Looper is a crime story. More specifically, it paints a portrait of a killer and his criminal associates in the future Kansas of 2074, and it’s not a pretty picture. The portrait of young Joe (played by a prosthetically enhanced Joseph Gordon-Levitt) is not a flattering one. Its a life of killing, getting paid and partying with his sleazy peers which includes rampant drug use and not much else This is not a romanticized depiction of crime and killing, its a darker vision that seems closer to reality; grim, violently brutal and uncaring. This is a violent movie with horrifying implications along the way.
Looper is also an intelligent thought-provoking brand of time travel story that breaks the rules established by other films in this sub-genre like Time Cop and others that say two versions of the same person cannot coexist in the same place and time without disastrous and, or fatal results. Those rules do not apply here.

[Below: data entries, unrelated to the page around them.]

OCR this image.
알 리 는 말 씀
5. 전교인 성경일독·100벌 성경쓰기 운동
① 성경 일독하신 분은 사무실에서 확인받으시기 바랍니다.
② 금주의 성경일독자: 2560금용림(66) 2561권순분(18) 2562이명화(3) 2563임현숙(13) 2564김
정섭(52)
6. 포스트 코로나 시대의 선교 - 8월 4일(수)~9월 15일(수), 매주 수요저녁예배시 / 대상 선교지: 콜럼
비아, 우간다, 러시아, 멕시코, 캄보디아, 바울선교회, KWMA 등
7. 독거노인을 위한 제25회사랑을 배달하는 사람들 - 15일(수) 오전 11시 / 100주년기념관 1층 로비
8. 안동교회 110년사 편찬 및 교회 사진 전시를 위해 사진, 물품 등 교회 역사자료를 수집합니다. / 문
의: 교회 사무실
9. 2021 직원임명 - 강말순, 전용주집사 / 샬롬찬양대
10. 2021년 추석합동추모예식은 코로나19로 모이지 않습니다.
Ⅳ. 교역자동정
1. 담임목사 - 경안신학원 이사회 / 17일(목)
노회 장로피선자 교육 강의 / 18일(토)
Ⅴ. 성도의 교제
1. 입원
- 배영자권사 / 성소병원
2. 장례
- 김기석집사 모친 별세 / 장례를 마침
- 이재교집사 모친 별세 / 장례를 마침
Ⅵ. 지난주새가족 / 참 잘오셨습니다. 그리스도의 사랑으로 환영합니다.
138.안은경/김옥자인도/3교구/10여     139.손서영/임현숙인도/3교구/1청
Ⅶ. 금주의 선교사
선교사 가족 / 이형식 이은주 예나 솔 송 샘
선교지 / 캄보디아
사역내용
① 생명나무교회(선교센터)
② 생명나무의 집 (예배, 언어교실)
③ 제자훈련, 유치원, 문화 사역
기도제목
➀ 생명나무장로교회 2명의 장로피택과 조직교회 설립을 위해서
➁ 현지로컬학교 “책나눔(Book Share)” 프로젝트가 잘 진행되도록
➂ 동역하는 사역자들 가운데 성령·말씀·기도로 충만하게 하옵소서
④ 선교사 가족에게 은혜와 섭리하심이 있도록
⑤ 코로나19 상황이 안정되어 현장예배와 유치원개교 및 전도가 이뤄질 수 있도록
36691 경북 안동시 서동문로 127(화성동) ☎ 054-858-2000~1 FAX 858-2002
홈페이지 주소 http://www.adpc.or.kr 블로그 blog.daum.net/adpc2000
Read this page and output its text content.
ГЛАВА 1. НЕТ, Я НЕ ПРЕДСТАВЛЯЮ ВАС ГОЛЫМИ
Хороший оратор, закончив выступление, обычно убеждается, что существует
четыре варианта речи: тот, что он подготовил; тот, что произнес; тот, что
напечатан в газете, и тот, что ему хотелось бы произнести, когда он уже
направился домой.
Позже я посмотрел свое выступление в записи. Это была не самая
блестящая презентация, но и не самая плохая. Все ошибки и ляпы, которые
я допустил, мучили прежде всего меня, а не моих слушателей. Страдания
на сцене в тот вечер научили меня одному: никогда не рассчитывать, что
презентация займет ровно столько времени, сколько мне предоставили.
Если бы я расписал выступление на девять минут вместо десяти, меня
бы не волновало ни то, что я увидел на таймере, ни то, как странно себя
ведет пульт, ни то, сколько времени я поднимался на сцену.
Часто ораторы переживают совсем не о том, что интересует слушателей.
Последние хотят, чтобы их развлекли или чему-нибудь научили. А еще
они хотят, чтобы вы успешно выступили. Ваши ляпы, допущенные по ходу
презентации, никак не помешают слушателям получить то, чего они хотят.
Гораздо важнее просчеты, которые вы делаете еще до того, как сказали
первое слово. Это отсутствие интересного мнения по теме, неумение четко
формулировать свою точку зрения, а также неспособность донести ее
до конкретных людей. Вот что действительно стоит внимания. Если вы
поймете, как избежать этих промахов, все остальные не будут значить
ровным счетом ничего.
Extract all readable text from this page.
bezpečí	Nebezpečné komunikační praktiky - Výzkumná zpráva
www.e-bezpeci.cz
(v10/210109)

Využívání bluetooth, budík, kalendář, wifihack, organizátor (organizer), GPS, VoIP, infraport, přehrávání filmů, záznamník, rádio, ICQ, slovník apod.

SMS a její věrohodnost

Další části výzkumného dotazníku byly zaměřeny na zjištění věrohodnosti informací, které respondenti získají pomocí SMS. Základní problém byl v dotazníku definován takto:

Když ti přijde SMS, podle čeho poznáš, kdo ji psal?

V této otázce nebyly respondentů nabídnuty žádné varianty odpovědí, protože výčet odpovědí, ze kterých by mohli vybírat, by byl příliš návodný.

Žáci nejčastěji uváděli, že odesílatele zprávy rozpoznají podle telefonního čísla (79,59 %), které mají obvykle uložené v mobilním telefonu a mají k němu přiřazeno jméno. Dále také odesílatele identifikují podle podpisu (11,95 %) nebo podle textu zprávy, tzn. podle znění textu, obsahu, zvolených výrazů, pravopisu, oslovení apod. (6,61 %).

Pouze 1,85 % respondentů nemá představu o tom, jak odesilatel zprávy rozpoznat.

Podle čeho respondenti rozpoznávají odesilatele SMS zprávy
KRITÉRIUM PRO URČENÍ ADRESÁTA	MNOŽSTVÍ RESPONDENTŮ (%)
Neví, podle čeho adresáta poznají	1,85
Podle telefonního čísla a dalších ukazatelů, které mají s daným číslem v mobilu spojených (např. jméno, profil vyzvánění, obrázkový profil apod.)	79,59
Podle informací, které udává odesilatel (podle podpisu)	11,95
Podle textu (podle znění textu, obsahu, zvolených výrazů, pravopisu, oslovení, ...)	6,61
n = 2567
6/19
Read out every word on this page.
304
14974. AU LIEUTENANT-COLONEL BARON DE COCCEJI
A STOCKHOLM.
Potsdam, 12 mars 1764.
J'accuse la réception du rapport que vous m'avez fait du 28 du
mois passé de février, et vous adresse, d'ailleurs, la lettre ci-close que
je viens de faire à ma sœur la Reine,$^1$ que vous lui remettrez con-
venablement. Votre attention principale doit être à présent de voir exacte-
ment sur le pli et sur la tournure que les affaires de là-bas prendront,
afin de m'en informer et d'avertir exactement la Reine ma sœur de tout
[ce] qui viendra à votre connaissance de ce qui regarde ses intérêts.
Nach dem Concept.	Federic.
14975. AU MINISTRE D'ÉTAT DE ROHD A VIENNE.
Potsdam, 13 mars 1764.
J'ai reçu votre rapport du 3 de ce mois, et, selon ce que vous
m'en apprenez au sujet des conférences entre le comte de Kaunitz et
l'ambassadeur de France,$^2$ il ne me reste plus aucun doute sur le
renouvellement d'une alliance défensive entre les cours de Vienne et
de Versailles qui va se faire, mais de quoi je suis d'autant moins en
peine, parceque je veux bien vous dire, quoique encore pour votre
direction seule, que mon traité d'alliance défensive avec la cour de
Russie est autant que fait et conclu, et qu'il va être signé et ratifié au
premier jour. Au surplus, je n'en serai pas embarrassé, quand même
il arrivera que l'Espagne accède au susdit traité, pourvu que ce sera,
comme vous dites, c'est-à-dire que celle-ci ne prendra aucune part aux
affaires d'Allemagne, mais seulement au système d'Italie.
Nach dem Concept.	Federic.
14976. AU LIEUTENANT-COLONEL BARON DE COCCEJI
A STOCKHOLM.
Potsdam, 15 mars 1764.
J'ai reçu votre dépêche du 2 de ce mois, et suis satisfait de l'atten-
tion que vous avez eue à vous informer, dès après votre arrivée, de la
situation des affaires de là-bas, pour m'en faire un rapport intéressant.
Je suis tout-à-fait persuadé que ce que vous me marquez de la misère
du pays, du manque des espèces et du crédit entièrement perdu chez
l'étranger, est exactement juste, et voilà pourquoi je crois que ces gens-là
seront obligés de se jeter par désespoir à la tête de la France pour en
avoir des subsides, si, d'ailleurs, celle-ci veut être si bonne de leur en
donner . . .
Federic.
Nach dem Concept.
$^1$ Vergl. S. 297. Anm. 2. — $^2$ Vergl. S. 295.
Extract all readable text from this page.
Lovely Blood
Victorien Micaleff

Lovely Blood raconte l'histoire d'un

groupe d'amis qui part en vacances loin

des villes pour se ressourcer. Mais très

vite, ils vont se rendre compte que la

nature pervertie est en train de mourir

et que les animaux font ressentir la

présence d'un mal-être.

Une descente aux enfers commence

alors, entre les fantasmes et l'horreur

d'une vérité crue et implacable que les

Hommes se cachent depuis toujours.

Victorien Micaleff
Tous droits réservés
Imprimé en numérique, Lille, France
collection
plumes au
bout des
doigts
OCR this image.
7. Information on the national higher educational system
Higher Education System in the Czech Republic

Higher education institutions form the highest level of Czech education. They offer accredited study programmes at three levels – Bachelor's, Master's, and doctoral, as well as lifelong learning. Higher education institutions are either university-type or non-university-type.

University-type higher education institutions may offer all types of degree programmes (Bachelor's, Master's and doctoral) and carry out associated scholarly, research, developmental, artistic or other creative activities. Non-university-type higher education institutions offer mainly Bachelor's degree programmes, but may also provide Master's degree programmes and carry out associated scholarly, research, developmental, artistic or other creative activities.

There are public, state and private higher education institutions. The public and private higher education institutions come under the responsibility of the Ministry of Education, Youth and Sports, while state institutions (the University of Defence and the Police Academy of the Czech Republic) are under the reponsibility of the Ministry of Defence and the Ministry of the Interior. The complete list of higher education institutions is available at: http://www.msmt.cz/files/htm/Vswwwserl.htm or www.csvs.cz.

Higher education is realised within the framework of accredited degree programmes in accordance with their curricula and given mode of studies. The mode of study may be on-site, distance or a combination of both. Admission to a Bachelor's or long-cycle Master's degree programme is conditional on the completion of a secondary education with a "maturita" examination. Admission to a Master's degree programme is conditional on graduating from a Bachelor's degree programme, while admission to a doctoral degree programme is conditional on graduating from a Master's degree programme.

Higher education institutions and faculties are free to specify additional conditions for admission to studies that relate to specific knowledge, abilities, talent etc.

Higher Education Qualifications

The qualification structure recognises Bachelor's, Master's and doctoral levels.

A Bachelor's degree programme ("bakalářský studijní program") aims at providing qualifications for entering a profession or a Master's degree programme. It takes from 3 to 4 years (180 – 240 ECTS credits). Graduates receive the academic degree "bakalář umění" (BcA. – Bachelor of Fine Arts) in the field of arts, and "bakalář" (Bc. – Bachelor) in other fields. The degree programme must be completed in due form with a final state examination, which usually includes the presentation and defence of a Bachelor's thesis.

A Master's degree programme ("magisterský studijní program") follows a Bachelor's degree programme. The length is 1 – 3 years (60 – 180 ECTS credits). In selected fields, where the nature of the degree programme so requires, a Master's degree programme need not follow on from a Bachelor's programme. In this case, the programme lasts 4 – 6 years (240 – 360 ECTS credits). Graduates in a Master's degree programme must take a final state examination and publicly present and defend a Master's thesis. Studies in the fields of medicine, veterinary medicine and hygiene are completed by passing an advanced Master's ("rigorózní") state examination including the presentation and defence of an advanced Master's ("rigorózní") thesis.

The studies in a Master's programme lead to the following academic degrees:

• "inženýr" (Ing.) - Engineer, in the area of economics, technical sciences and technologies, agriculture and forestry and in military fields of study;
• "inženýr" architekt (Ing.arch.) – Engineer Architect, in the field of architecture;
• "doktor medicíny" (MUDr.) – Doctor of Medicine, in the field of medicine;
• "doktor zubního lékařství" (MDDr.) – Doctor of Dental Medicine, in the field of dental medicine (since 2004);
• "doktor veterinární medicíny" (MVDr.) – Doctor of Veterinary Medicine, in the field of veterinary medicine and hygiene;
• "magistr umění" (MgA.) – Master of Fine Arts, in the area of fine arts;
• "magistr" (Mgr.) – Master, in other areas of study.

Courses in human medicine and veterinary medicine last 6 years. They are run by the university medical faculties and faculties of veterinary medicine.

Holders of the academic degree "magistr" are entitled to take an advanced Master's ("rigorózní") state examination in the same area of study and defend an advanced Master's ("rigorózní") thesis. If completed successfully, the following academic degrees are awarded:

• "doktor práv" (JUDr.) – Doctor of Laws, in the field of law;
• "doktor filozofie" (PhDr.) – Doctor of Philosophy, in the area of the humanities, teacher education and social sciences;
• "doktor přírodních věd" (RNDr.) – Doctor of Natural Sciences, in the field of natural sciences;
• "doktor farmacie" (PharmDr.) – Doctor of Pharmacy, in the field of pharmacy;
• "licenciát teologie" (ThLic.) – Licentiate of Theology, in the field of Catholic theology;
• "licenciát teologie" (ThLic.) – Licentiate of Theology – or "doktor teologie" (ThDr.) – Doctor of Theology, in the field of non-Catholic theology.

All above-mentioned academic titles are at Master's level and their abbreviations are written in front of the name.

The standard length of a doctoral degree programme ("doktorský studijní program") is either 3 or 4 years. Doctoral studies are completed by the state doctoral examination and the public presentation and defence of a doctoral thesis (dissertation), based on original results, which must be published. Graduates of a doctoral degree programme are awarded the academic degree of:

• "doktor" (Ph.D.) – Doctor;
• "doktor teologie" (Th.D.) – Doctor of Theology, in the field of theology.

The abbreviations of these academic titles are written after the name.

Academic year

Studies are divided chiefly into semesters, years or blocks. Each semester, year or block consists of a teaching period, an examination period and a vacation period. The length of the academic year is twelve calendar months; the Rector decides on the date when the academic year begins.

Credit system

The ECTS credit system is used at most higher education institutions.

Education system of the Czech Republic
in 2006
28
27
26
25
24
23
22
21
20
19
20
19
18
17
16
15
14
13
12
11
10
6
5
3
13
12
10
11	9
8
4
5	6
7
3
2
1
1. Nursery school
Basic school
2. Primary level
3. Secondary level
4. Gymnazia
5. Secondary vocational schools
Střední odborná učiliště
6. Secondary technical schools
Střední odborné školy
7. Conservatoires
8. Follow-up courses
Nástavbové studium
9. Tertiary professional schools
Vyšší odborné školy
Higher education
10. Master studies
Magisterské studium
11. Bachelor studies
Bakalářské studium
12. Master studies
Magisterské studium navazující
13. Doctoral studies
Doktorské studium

For those unfamiliar with the title, Looper is a 2012 American science fiction action film written and directed by Rian Johnson, and produced by Ram Bergman and James D. Stern. It stars Bruce Willis, Joseph Gordon-Levitt, and Emily Blunt. It revolves around “present-day” contract killers called “loopers” hired by criminal syndicates from the future to terminate victims that they send back through time.
The film methodically goes about the business of introducing the viewer to Joe and his world and how things work in that grim existence for so long it seems that the whole point of the film is to introduce us to this dismal world and its inhabitants. That is until things get more complicated when the older version of Joe shows up and we learn what happens to the Joes in between being young and getting old and its a revelation. Old Joe (ably played by Bruce Willis using his usual assortment of action movie chops
This changes everything, and suddenly after introducing Old Joe, the narrative of the film not only changes course but introduces two entirely new protagonists in the form of a single mom and her son, and the story becomes not so much about the Joes, who get relegated to catalysts at this point, as it is about what happens when these two worlds collide.
The film’s plot comes down to a single moment in time that quietly underscores a message about choices we make regarding who and what we are, who we become, and what we want to be.